Big data has been the subject of a lot of hype lately. But that doesn’t mean it’s a fad; this movement is certainly here to stay. It is essentially the business of how we deal with the volume, variety, and velocity of data that is continuously accumulating around us. The idea is that we can learn quite a bit more about ourselves (both as consumers and enterprises) by sifting through all of the data that surrounds us. We’re now entering the formative years of Big Data being the fifth technology wave (mainframes, PCs, Internet, and social media being the previous four). And just as with every wave before it, your business is going to have to figure out the fundamental opportunities and challenges before you can make Big Data work for you:
Hadoop – Hadoop is the de-facto open source distribution of tools for supporting Big Data. It has become the driving force of how we ingest, manipulate, and consume Big Data differently. Hadoop tools represent a cheaper alternative for crunching massive quantities of information. While there are plenty of Hadoop choices (e.g. MapR and Hortonworks); CloudEra is belle of the Hadoop ball. The biggest challenge still remains its overall accessibility to mere mortals; it is very clear that MapReduce programming is still not for the feint of heart.

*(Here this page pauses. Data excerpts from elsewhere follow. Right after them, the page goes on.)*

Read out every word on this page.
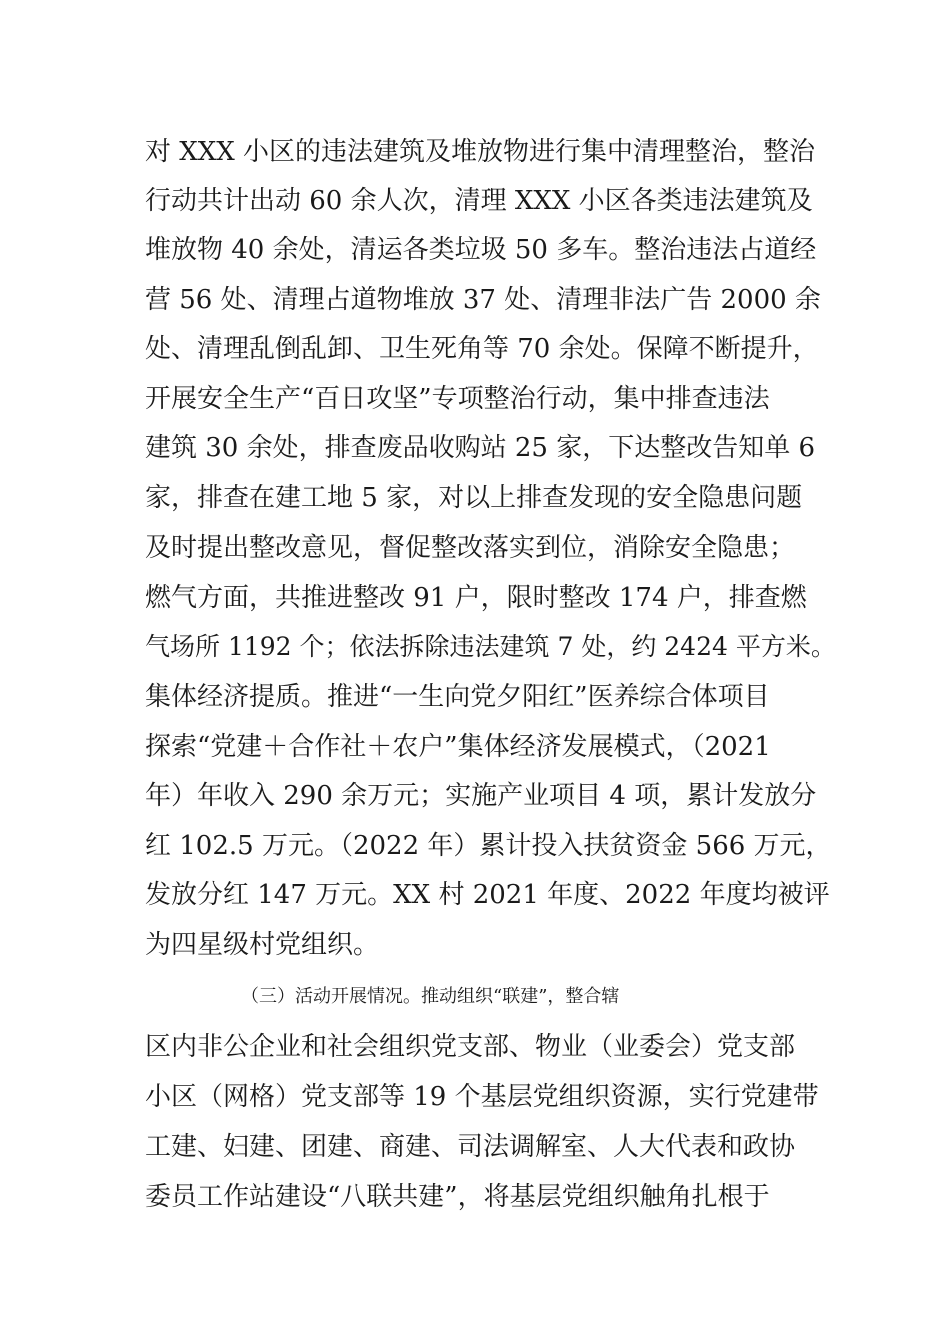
对 XXX 小区的违法建筑及堆放物进行集中清理整治，整治
行动共计出动 60 余人次，清理 XXX 小区各类违法建筑及
堆放物 40 余处，清运各类垃圾 50 多车。整治违法占道经
营 56 处、清理占道物堆放 37 处、清理非法广告 2000 余
处、清理乱倒乱卸、卫生死角等 70 余处。保障不断提升，
开展安全生产“百日攻坚”专项整治行动，集中排查违法
建筑 30 余处，排查废品收购站 25 家，下达整改告知单 6
家，排查在建工地 5 家，对以上排查发现的安全隐患问题
及时提出整改意见，督促整改落实到位，消除安全隐患；
燃气方面，共推进整改 91 户，限时整改 174 户，排查燃
气场所 1192 个；依法拆除违法建筑 7 处，约 2424 平方米。
集体经济提质。推进“一生向党夕阳红”医养综合体项目
探索“党建＋合作社＋农户”集体经济发展模式，（2021
年）年收入 290 余万元；实施产业项目 4 项，累计发放分
红 102.5 万元。（2022 年）累计投入扶贫资金 566 万元，
发放分红 147 万元。XX 村 2021 年度、2022 年度均被评
为四星级村党组织。
（三）活动开展情况。推动组织“联建”，整合辖
区内非公企业和社会组织党支部、物业（业委会）党支部
小区（网格）党支部等 19 个基层党组织资源，实行党建带
工建、妇建、团建、商建、司法调解室、人大代表和政协
委员工作站建设“八联共建”，将基层党组织触角扎根于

The Skills Gaps – Powerful tools like Hadoop (and emerging NoSQL databases) are the playthings of data scientists. Unfortunately, there just aren’t enough high quality data scientists to fill all the open positions for the next decade. The scarce yet valuable skills that a data scientist brings includes:
- Ingesting data in all shapes and sizes
- Imputing data when there is an incomplete picture
- Joining data where there are few obvious relationships
- Analyzing data through statistical and algorithmic techniques
- Conveying data to offer better insights to human and/or machine decision-making
- Visualizing data so that there’s a story that others may understand.

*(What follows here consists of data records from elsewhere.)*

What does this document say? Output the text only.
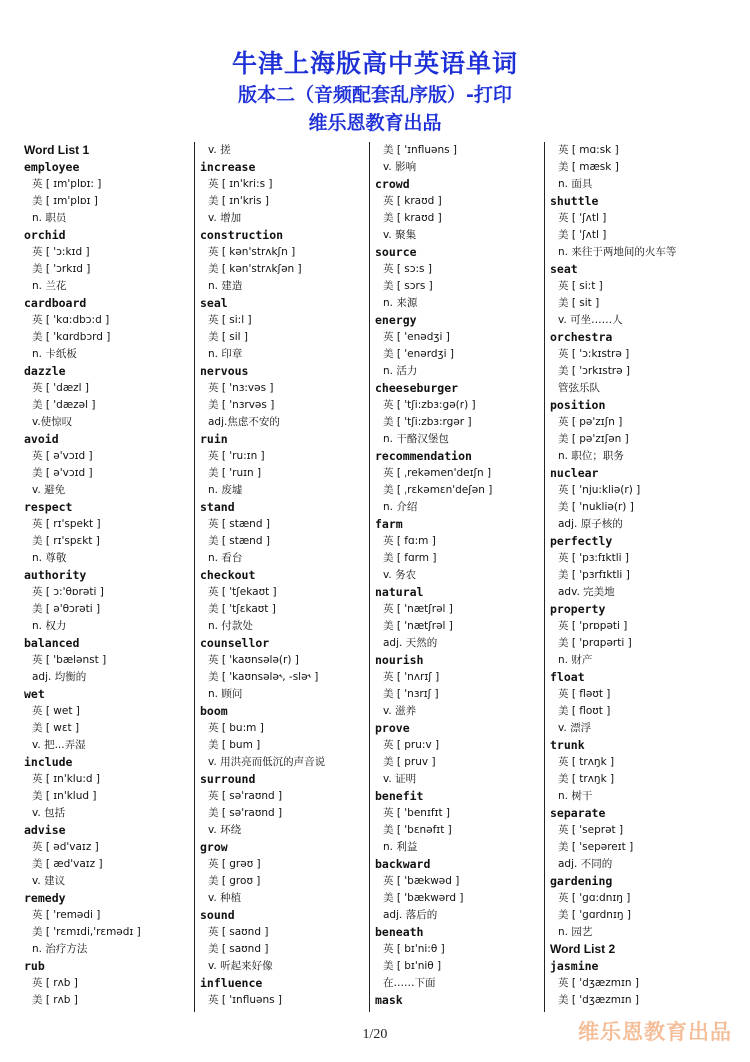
牛津上海版高中英语单词
版本二（音频配套乱序版）-打印
维乐恩教育出品
Word List 1
employee
英 [ ɪm'plɒɪ: ]
美 [ ɪm'plɒɪ ]
n. 职员
orchid
英 [ 'ɔ:kɪd ]
美 [ 'ɔrkɪd ]
n. 兰花
cardboard
英 [ 'kɑ:dbɔ:d ]
美 [ 'kɑrdbɔrd ]
n. 卡纸板
dazzle
英 [ 'dæzl ]
美 [ 'dæzəl ]
v.使惊叹
avoid
英 [ ə'vɔɪd ]
美 [ ə'vɔɪd ]
v. 避免
respect
英 [ rɪ'spekt ]
美 [ rɪ'spɛkt ]
n. 尊敬
authority
英 [ ɔ:'θɒrəti ]
美 [ ə'θɔrəti ]
n. 权力
balanced
英 [ 'bælənst ]
adj. 均衡的
wet
英 [ wet ]
美 [ wɛt ]
v. 把...弄湿
include
英 [ ɪn'klu:d ]
美 [ ɪn'klud ]
v. 包括
advise
英 [ əd'vaɪz ]
美 [ æd'vaɪz ]
v. 建议
remedy
英 [ 'remədi ]
美 [ 'rɛmɪdi,'rɛmədɪ ]
n. 治疗方法
rub
英 [ rʌb ]
美 [ rʌb ]
v. 搓
increase
英 [ ɪn'kri:s ]
美 [ ɪn'kris ]
v. 增加
construction
英 [ kən'strʌkʃn ]
美 [ kən'strʌkʃən ]
n. 建造
seal
英 [ si:l ]
美 [ sil ]
n. 印章
nervous
英 [ 'nɜ:vəs ]
美 [ 'nɜrvəs ]
adj.焦虑不安的
ruin
英 [ 'ru:ɪn ]
美 [ 'ruɪn ]
n. 废墟
stand
英 [ stænd ]
美 [ stænd ]
n. 看台
checkout
英 [ 'tʃekaʊt ]
美 [ 'tʃɛkaʊt ]
n. 付款处
counsellor
英 [ 'kaʊnsələ(r) ]
美 [ 'kaʊnsələ˞, -slə˞ ]
n. 顾问
boom
英 [ bu:m ]
美 [ bum ]
v. 用洪亮而低沉的声音说
surround
英 [ sə'raʊnd ]
美 [ sə'raʊnd ]
v. 环绕
grow
英 [ grəʊ ]
美 [ groʊ ]
v. 种植
sound
英 [ saʊnd ]
美 [ saʊnd ]
v. 听起来好像
influence
英 [ 'ɪnfluəns ]
美 [ 'ɪnfluəns ]
v. 影响
crowd
英 [ kraʊd ]
美 [ kraʊd ]
v. 聚集
source
英 [ sɔ:s ]
美 [ sɔrs ]
n. 来源
energy
英 [ 'enədʒi ]
美 [ 'enərdʒi ]
n. 活力
cheeseburger
英 [ 'tʃi:zbɜ:gə(r) ]
美 [ 'tʃi:zbɜ:rgər ]
n. 干酪汉堡包
recommendation
英 [ ˌrekəmen'deɪʃn ]
美 [ ˌrɛkəmɛn'deʃən ]
n. 介绍
farm
英 [ fɑ:m ]
美 [ fɑrm ]
v. 务农
natural
英 [ 'nætʃrəl ]
美 [ 'nætʃrəl ]
adj. 天然的
nourish
英 [ 'nʌrɪʃ ]
美 [ 'nɜrɪʃ ]
v. 滋养
prove
英 [ pru:v ]
美 [ pruv ]
v. 证明
benefit
英 [ 'benɪfɪt ]
美 [ 'bɛnəfɪt ]
n. 利益
backward
英 [ 'bækwəd ]
美 [ 'bækwərd ]
adj. 落后的
beneath
英 [ bɪ'ni:θ ]
美 [ bɪ'niθ ]
在……下面
mask
英 [ mɑ:sk ]
美 [ mæsk ]
n. 面具
shuttle
英 [ 'ʃʌtl ]
美 [ 'ʃʌtl ]
n. 来往于两地间的火车等
seat
英 [ si:t ]
美 [ sit ]
v. 可坐……人
orchestra
英 [ 'ɔ:kɪstrə ]
美 [ 'ɔrkɪstrə ]
管弦乐队
position
英 [ pə'zɪʃn ]
美 [ pə'zɪʃən ]
n. 职位；职务
nuclear
英 [ 'nju:kliə(r) ]
美 [ 'nukliə(r) ]
adj. 原子核的
perfectly
英 [ 'pɜ:fɪktli ]
美 [ 'pɜrfɪktli ]
adv. 完美地
property
英 [ 'prɒpəti ]
美 [ 'prɑpərti ]
n. 财产
float
英 [ fləʊt ]
美 [ floʊt ]
v. 漂浮
trunk
英 [ trʌŋk ]
美 [ trʌŋk ]
n. 树干
separate
英 [ 'seprət ]
美 [ 'sepəreɪt ]
adj. 不同的
gardening
英 [ 'gɑ:dnɪŋ ]
美 [ 'gɑrdnɪŋ ]
n. 园艺
Word List 2
jasmine
英 [ 'dʒæzmɪn ]
美 [ 'dʒæzmɪn ]
1/20	维乐恩教育出品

The challenge is that these skillsets will require re-training and re-tooling today’s information workers. The Big Data wave will succeed (or not) by how democratized these skills become. Incidentally, I affectionately refer to the non-PhDs that are acquiring these skills as data artisans.
Tools vs. Solutions – To date, the companies that deliver tools for data scientists have rightfully claimed primacy in the Big Data space. This is to be expected considering how early we are in this next wave. At the same time, it’s reassuring to hear folks like CloudEra VP of product Charles Zedlewski affirm that solutions need to be built above the Big Data infrastructure layer. A variety of companies are focused on next-gen Big Data solutions, including Datameer, Karmasphere, Platfora, and Alteryx (my own company).

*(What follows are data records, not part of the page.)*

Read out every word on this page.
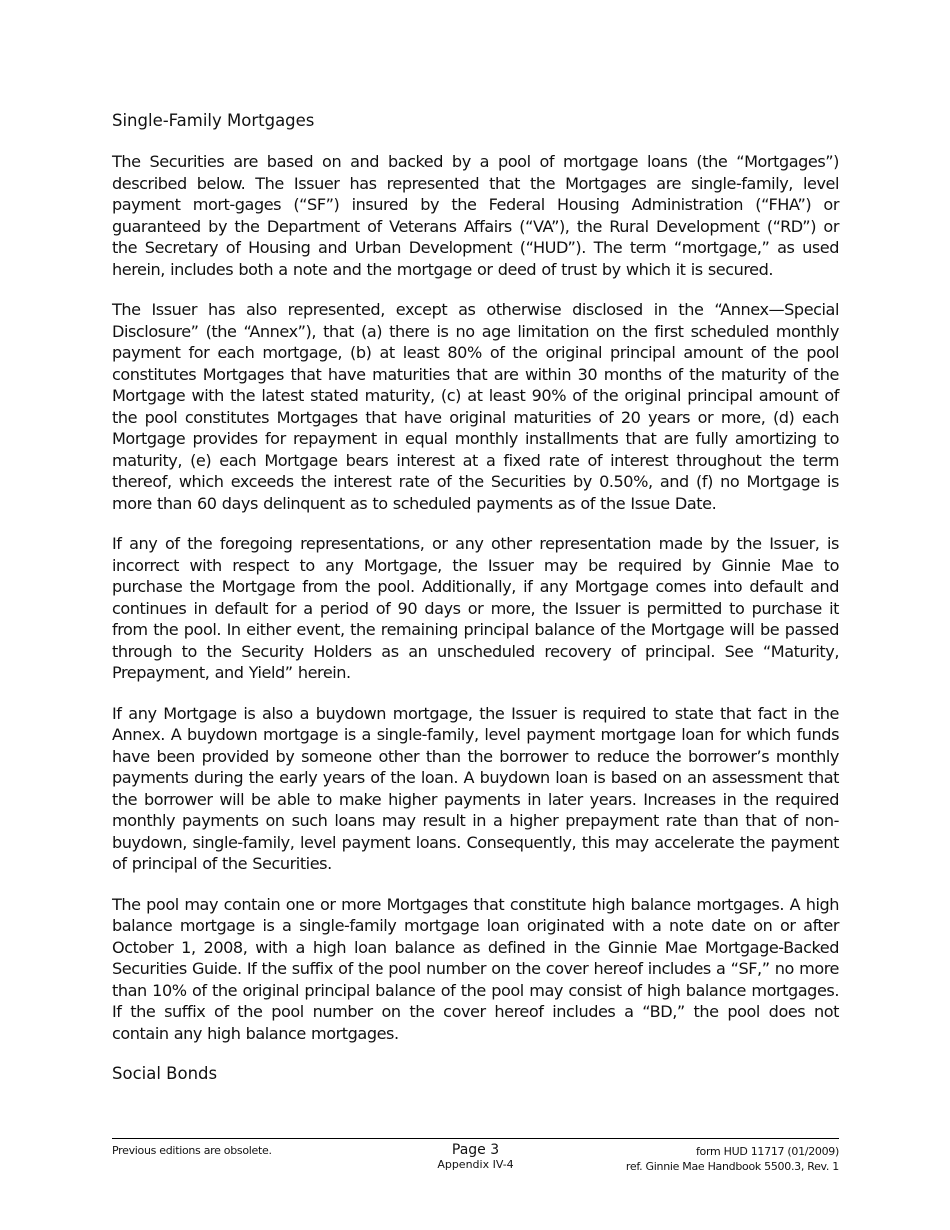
Single-Family Mortgages

The Securities are based on and backed by a pool of mortgage loans (the “Mortgages”) described below. The Issuer has represented that the Mortgages are single-family, level payment mort-gages (“SF”) insured by the Federal Housing Administration (“FHA”) or guaranteed by the Department of Veterans Affairs (“VA”), the Rural Development (“RD”) or the Secretary of Housing and Urban Development (“HUD”). The term “mortgage,” as used herein, includes both a note and the mortgage or deed of trust by which it is secured.

The Issuer has also represented, except as otherwise disclosed in the “Annex—Special Disclosure” (the “Annex”), that (a) there is no age limitation on the first scheduled monthly payment for each mortgage, (b) at least 80% of the original principal amount of the pool constitutes Mortgages that have maturities that are within 30 months of the maturity of the Mortgage with the latest stated maturity, (c) at least 90% of the original principal amount of the pool constitutes Mortgages that have original maturities of 20 years or more, (d) each Mortgage provides for repayment in equal monthly installments that are fully amortizing to maturity, (e) each Mortgage bears interest at a fixed rate of interest throughout the term thereof, which exceeds the interest rate of the Securities by 0.50%, and (f) no Mortgage is more than 60 days delinquent as to scheduled payments as of the Issue Date.

If any of the foregoing representations, or any other representation made by the Issuer, is incorrect with respect to any Mortgage, the Issuer may be required by Ginnie Mae to purchase the Mortgage from the pool. Additionally, if any Mortgage comes into default and continues in default for a period of 90 days or more, the Issuer is permitted to purchase it from the pool. In either event, the remaining principal balance of the Mortgage will be passed through to the Security Holders as an unscheduled recovery of principal. See “Maturity, Prepayment, and Yield” herein.

If any Mortgage is also a buydown mortgage, the Issuer is required to state that fact in the Annex. A buydown mortgage is a single-family, level payment mortgage loan for which funds have been provided by someone other than the borrower to reduce the borrower’s monthly payments during the early years of the loan. A buydown loan is based on an assessment that the borrower will be able to make higher payments in later years. Increases in the required monthly payments on such loans may result in a higher prepayment rate than that of non-buydown, single-family, level payment loans. Consequently, this may accelerate the payment of principal of the Securities.

The pool may contain one or more Mortgages that constitute high balance mortgages. A high balance mortgage is a single-family mortgage loan originated with a note date on or after October 1, 2008, with a high loan balance as defined in the Ginnie Mae Mortgage-Backed Securities Guide. If the suffix of the pool number on the cover hereof includes a “SF,” no more than 10% of the original principal balance of the pool may consist of high balance mortgages. If the suffix of the pool number on the cover hereof includes a “BD,” the pool does not contain any high balance mortgages.

Social Bonds

Previous editions are obsolete.	Page 3
Appendix IV-4
form HUD 11717 (01/2009)
ref. Ginnie Mae Handbook 5500.3, Rev. 1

I had a chance to attend the Accel Big Data Conference a few weeks back. It was impressive to see 500+ folks in attendance, all packed into the Stanford Alumni Center to hear what we were all up to in this burgeoning community. Accel and Ping Li (@ping_accel) in particular, deserve major kudos for putting together such a galvanizing event. Ultimately, it is the responsibility of this emerging community to humanize Big Data: to make it more accessible, to make it more usable, to make it more experiential. You can bet this community will bring Big Data into a majority of businesses over the coming years.